Chester BurtonChetAtkins (June 20, 1924 – June 30, 2001), known as “Mr. Guitar” and “The Country Gentleman“, was an American musician who, along with Owen Bradley and Bob Ferguson, helped create the Nashville sound, the country music style which expanded its appeal to adult pop music fans. He was primarily a guitarist, but he also played the mandolin, fiddle, banjo, and ukulele.
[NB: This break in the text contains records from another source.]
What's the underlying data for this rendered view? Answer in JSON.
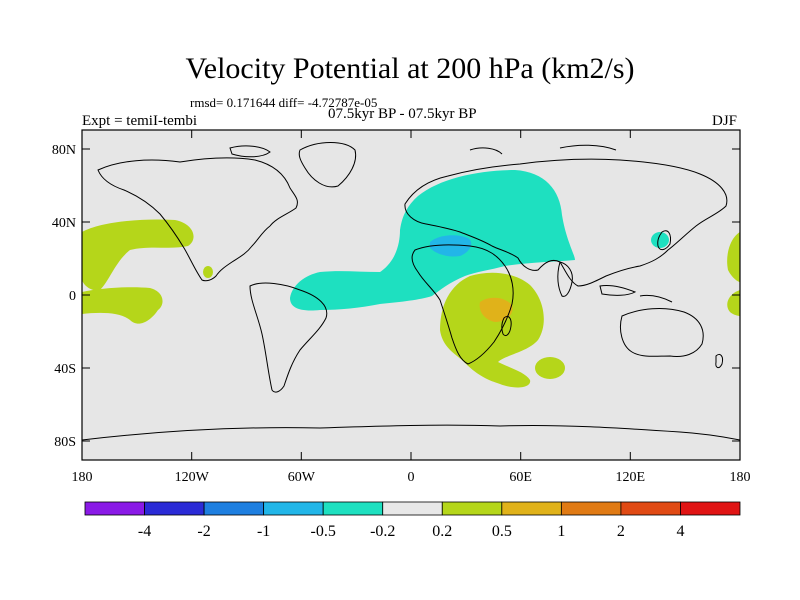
{
  "title": "Velocity Potential at 200 hPa (km2/s)",
  "stats": "rmsd= 0.171644 diff= -4.72787e-05",
  "period": "07.5kyr BP - 07.5kyr BP",
  "experiment": "Expt = temiI-tembi",
  "season": "DJF",
  "map": {
    "lat_ticks": [
      "80N",
      "40N",
      "0",
      "40S",
      "80S"
    ],
    "lon_ticks": [
      "180",
      "120W",
      "60W",
      "0",
      "60E",
      "120E",
      "180"
    ]
  },
  "colorbar": {
    "labels": [
      "-4",
      "-2",
      "-1",
      "-0.5",
      "-0.2",
      "0.2",
      "0.5",
      "1",
      "2",
      "4"
    ],
    "colors": [
      "#8a1ae6",
      "#2b2bd6",
      "#1e7fe0",
      "#22b6e8",
      "#1ee0c0",
      "#e8e8e8",
      "#b5d61a",
      "#e0b21a",
      "#e07a14",
      "#e04a14",
      "#e01414"
    ]
  }
}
Atkins’s signature picking style was inspired by Merle Travis. Other major guitar influences were Django Reinhardt, George Barnes, Les Paul, and, later, Jerry Reed. His distinctive picking style and musicianship brought him admirers inside and outside the country scene, both in the United States and abroad. Atkins spent most of his career at RCA Victor and produced records for the Browns, Hank Snow, Porter Wagoner, Norma Jean, Dolly Parton, Dottie West, Perry Como, Floyd Cramer, Elvis Presley, the Everly Brothers, Eddy Arnold, Don Gibson, Jim Reeves, Jerry Reed, Skeeter Davis, Waylon Jennings, Roger Whittaker, and many others.
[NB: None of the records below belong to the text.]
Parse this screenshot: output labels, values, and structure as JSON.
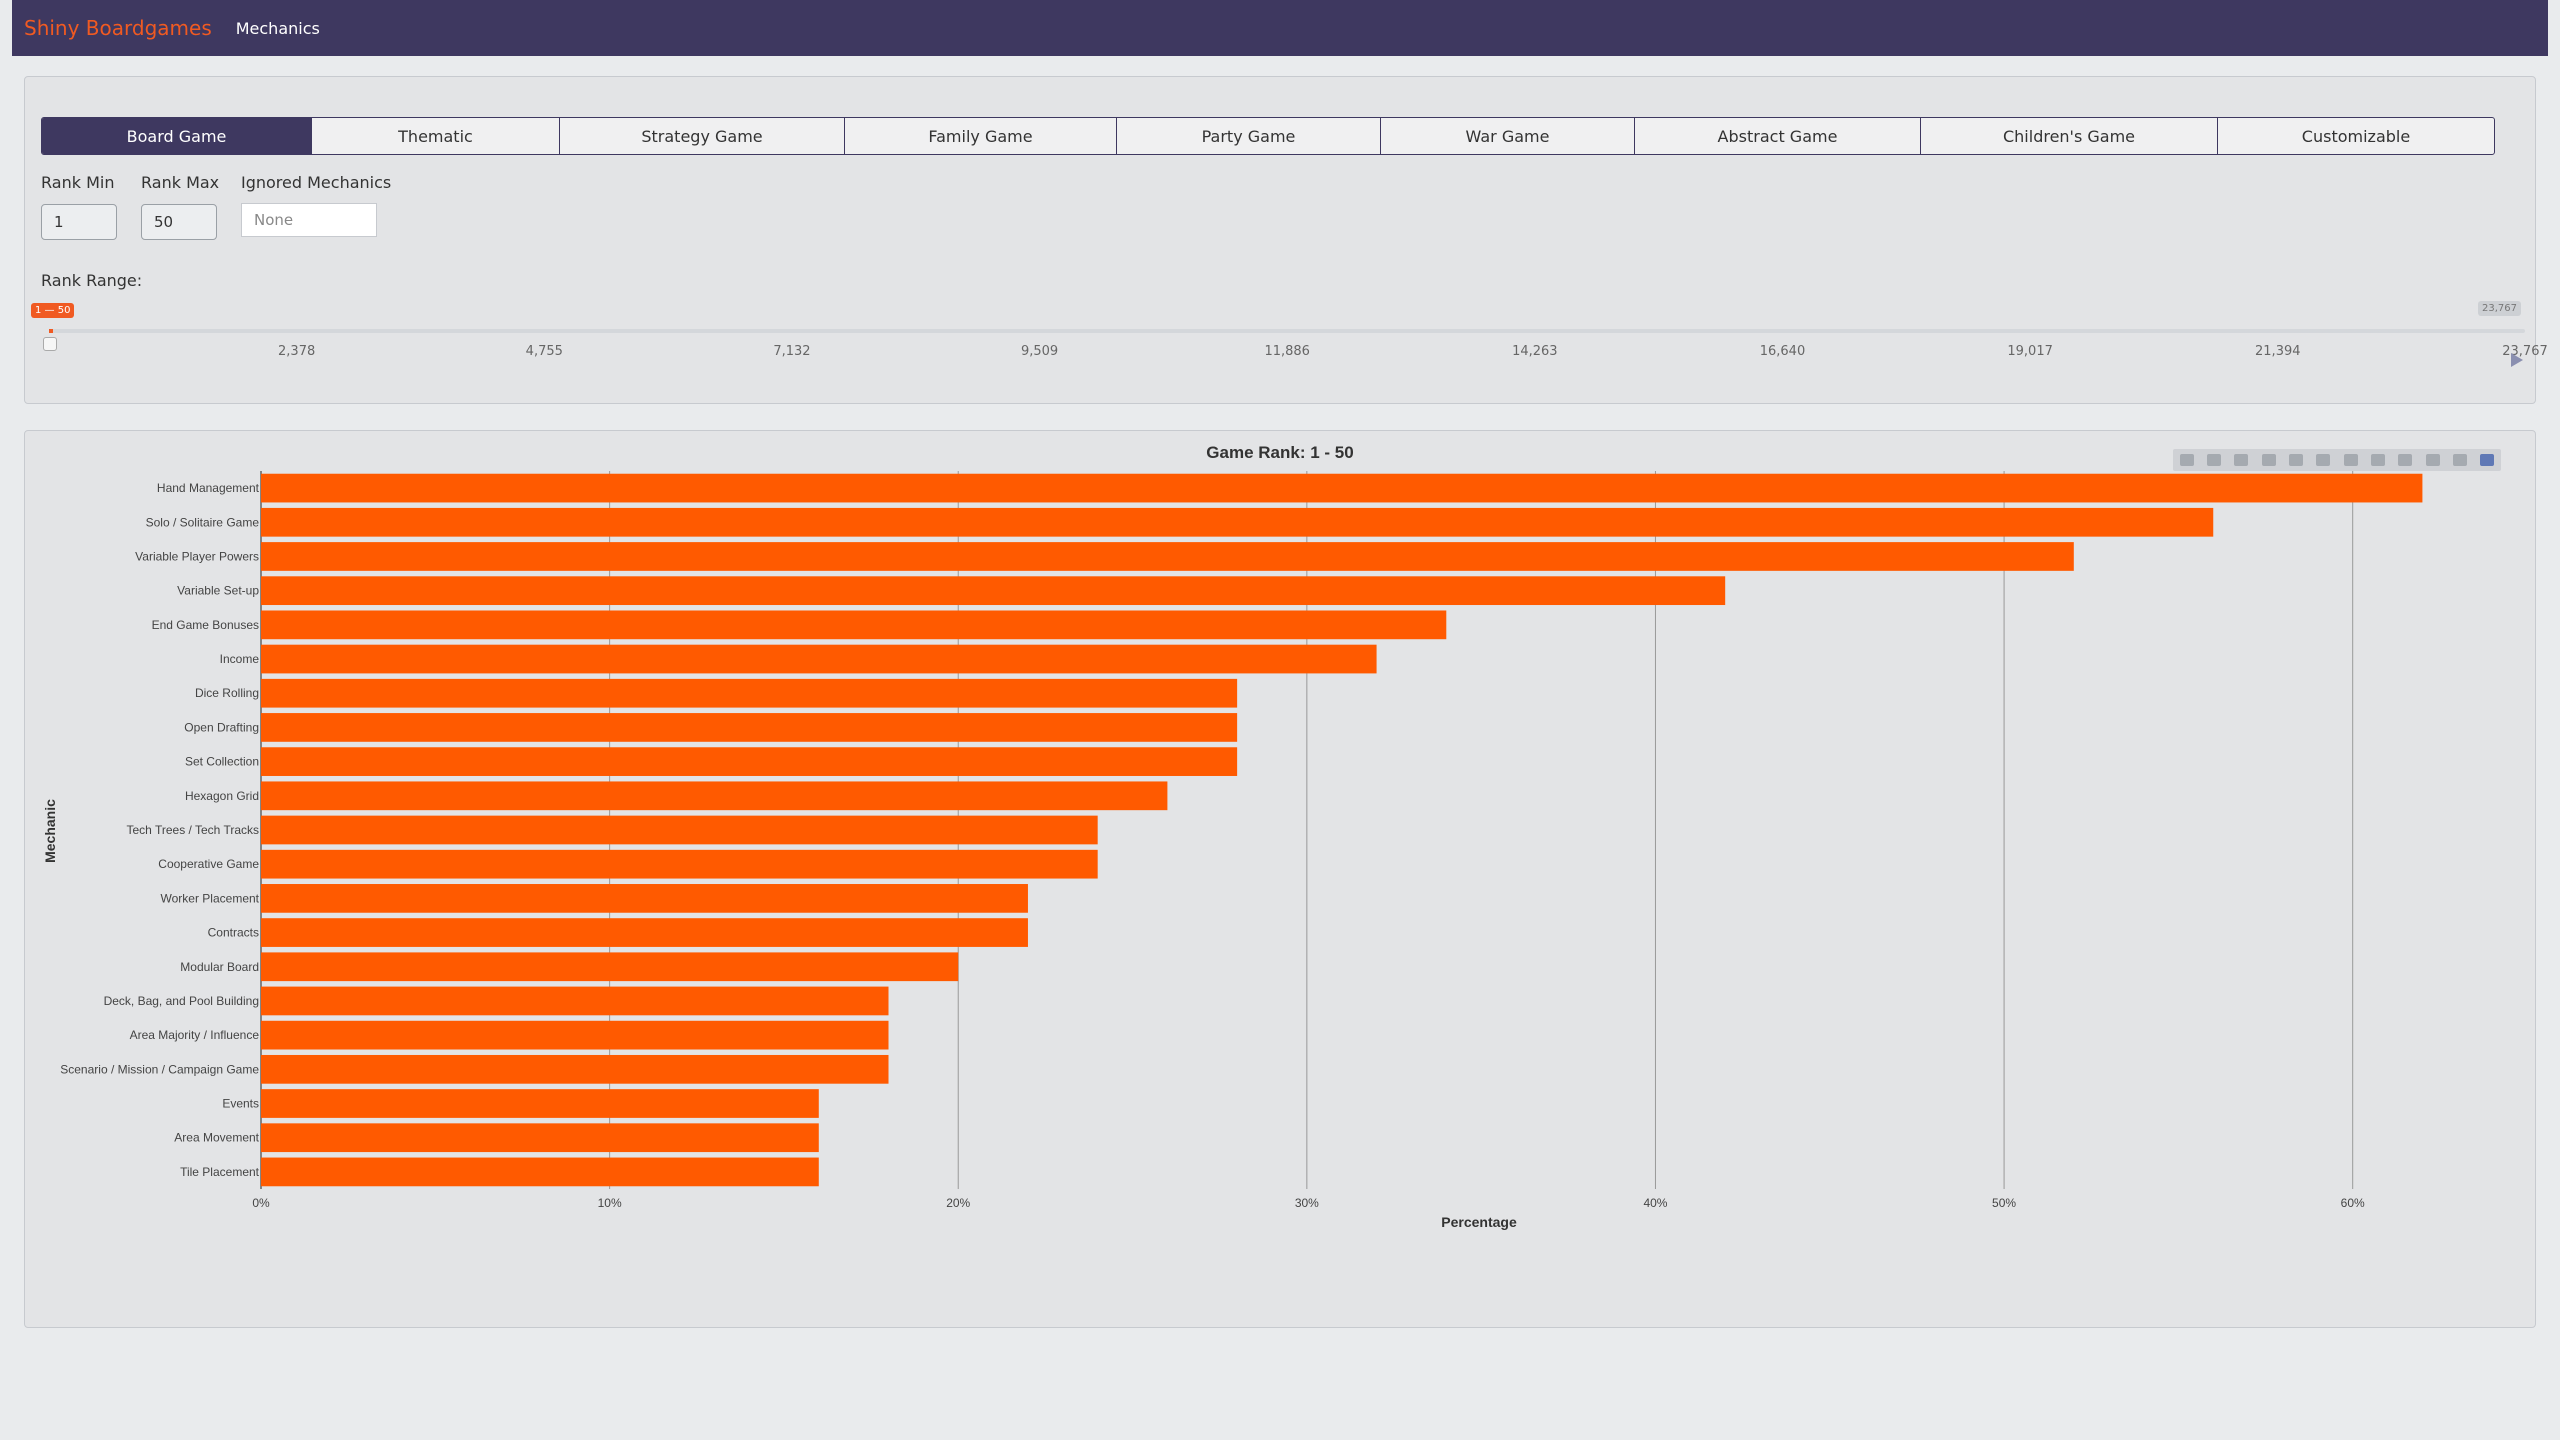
{
  "navbar": {
    "brand": "Shiny Boardgames",
    "link": "Mechanics"
  },
  "tabs": [
    {
      "label": "Board Game",
      "active": true
    },
    {
      "label": "Thematic",
      "active": false
    },
    {
      "label": "Strategy Game",
      "active": false
    },
    {
      "label": "Family Game",
      "active": false
    },
    {
      "label": "Party Game",
      "active": false
    },
    {
      "label": "War Game",
      "active": false
    },
    {
      "label": "Abstract Game",
      "active": false
    },
    {
      "label": "Children's Game",
      "active": false
    },
    {
      "label": "Customizable",
      "active": false
    }
  ],
  "filters": {
    "rank_min_label": "Rank Min",
    "rank_min_value": "1",
    "rank_max_label": "Rank Max",
    "rank_max_value": "50",
    "ignored_label": "Ignored Mechanics",
    "ignored_placeholder": "None"
  },
  "slider": {
    "label": "Rank Range:",
    "selection": "1 — 50",
    "max_label": "23,767",
    "ticks": [
      "2,378",
      "4,755",
      "7,132",
      "9,509",
      "11,886",
      "14,263",
      "16,640",
      "19,017",
      "21,394",
      "23,767"
    ],
    "min": 1,
    "max": 23767,
    "from": 1,
    "to": 50
  },
  "colors": {
    "accent": "#f05a22",
    "navbar": "#3e3860",
    "bar": "#ff5a00"
  },
  "modebar_icons": [
    "camera-icon",
    "zoom-icon",
    "pan-icon",
    "box-select-icon",
    "lasso-icon",
    "zoom-in-icon",
    "zoom-out-icon",
    "autoscale-icon",
    "reset-axes-icon",
    "spike-lines-icon",
    "compare-hover-icon",
    "plotly-logo-icon"
  ],
  "chart_data": {
    "type": "bar",
    "orientation": "horizontal",
    "title": "Game Rank: 1 - 50",
    "xlabel": "Percentage",
    "ylabel": "Mechanic",
    "xlim": [
      0,
      65
    ],
    "xticks": [
      0,
      10,
      20,
      30,
      40,
      50,
      60
    ],
    "xtick_labels": [
      "0%",
      "10%",
      "20%",
      "30%",
      "40%",
      "50%",
      "60%"
    ],
    "grid": true,
    "categories": [
      "Hand Management",
      "Solo / Solitaire Game",
      "Variable Player Powers",
      "Variable Set-up",
      "End Game Bonuses",
      "Income",
      "Dice Rolling",
      "Open Drafting",
      "Set Collection",
      "Hexagon Grid",
      "Tech Trees / Tech Tracks",
      "Cooperative Game",
      "Worker Placement",
      "Contracts",
      "Modular Board",
      "Deck, Bag, and Pool Building",
      "Area Majority / Influence",
      "Scenario / Mission / Campaign Game",
      "Events",
      "Area Movement",
      "Tile Placement"
    ],
    "values": [
      62,
      56,
      52,
      42,
      34,
      32,
      28,
      28,
      28,
      26,
      24,
      24,
      22,
      22,
      20,
      18,
      18,
      18,
      16,
      16,
      16
    ]
  }
}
Rolling Stone credited Atkins with inventing the “popwise ‘Nashville sound’ that rescued country music from a commercial slump” and ranked him number 21 on their list of “The 100 Greatest Guitarists of All Time”. Among many other honors, Atkins received 14 Grammy Awards and the Grammy Lifetime Achievement Award. He also received nine Country Music Association awards for Instrumentalist of the Year. He was inducted into the Rock & Roll Hall of Fame, the Country Music Hall of Fame and Museum, and the Musicians Hall of Fame and Museum. George Harrison was also inspired by Chet Atkins; early Beatles songs such as “All My Loving” show the influence.
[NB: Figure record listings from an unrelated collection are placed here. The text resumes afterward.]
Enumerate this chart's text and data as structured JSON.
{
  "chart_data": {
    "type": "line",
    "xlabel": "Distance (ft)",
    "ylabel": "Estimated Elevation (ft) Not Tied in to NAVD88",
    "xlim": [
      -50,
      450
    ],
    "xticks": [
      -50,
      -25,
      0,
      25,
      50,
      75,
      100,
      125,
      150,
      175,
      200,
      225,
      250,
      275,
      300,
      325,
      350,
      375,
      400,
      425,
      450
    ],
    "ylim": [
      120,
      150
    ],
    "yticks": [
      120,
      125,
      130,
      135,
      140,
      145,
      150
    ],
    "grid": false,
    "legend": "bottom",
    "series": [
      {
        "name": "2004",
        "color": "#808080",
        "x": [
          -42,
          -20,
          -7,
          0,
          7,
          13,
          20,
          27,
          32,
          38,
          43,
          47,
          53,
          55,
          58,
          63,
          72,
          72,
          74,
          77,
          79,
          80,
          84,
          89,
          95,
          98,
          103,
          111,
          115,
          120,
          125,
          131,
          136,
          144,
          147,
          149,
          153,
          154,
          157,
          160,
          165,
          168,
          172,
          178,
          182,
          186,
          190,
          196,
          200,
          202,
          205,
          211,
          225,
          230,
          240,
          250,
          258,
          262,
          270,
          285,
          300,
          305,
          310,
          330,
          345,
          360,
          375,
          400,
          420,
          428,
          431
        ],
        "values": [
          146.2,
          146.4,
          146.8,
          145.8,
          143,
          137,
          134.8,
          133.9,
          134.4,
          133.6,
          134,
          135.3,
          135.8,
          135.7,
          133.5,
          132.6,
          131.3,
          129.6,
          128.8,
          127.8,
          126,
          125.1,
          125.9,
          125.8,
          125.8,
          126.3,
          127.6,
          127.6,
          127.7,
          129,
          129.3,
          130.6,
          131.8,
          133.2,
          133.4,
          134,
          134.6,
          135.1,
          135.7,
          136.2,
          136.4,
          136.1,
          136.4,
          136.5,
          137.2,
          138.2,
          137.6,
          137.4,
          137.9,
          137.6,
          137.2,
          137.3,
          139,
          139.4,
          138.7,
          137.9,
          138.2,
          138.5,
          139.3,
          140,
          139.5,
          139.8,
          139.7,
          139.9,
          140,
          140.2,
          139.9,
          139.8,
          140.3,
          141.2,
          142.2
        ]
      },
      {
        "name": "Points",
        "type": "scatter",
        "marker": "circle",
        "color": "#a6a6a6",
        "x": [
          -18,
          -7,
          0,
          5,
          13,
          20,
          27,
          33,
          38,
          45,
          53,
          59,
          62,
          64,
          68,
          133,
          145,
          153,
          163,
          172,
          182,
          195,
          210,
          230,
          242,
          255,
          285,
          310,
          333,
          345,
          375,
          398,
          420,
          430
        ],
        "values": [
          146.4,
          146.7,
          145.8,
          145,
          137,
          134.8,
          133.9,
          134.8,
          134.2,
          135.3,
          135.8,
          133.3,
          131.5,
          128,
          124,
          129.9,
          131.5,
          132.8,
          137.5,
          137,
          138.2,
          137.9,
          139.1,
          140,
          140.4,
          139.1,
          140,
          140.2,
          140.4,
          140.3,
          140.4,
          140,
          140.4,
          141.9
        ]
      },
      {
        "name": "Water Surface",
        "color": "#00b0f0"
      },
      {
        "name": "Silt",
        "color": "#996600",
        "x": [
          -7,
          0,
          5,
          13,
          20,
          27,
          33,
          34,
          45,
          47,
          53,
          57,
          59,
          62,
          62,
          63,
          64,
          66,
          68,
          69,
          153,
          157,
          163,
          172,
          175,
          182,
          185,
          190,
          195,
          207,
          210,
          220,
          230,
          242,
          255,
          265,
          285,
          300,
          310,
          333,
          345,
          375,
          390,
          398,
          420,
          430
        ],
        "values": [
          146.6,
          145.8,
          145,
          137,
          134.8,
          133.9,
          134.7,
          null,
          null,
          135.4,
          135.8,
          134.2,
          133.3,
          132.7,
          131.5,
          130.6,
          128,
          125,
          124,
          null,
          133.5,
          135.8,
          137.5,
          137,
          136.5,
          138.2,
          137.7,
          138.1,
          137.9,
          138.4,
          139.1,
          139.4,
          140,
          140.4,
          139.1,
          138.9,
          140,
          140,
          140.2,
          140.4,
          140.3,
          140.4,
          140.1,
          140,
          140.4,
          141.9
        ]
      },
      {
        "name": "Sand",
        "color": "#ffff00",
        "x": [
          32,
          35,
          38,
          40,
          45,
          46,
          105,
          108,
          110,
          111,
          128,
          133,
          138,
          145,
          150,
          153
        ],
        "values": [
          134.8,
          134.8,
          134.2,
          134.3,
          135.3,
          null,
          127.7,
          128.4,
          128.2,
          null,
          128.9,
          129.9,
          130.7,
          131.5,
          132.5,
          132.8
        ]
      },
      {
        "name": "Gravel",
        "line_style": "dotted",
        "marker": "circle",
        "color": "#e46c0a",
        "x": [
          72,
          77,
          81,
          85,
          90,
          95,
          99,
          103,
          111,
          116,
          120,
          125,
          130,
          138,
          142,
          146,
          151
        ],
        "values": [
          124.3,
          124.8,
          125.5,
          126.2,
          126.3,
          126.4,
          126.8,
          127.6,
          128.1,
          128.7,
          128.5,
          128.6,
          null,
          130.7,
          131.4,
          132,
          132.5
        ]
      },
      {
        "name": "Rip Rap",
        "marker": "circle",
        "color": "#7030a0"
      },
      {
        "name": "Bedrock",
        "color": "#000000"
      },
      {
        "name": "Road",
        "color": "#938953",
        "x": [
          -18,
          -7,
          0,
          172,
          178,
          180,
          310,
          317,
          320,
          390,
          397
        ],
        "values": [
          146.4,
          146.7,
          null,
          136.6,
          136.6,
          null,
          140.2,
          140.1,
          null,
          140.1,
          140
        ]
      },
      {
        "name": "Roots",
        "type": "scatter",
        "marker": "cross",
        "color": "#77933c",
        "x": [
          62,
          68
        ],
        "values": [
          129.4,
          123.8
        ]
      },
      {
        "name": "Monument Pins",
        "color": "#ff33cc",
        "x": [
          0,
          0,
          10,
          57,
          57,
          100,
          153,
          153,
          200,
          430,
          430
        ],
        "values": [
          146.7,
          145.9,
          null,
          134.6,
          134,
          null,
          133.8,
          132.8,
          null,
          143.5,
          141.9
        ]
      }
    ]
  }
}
Atkins was born on June 20, 1924, in Luttrell, Tennessee, near Clinch Mountain. His parents divorced when he was six years old, after which he was raised by his mother. He was the youngest of three boys and a girl. He started out on the ukulele, later moving on to the fiddle, but he made a swap with his brother Lowell when he was nine: an old pistol and some chores for a guitar. He stated in his 1974 autobiography, “We were so poor and everybody around us was so poor that it was the forties before anyone even knew there had been a depression.” Forced to relocate to Fortson, Georgia, outside of Columbus to live with his father because of a critical asthma condition, Atkins was a sensitive youth who became obsessed with music. Because of his illness, he was forced to sleep in a straight-back chair to breathe comfortably. On those nights, he played his guitar until he fell asleep holding it, a habit that lasted his whole life. While living in Fortson, Atkins attended the historic[citation needed]Mountain Hill School. He returned in the 1990s to play a series of charity concerts to save the school from demolition. Stories have been told about the very young Chet who, when a friend or relative would come to visit and play guitar, crowded the musician and put his ear so close to the instrument that it became difficult for the visitor to play.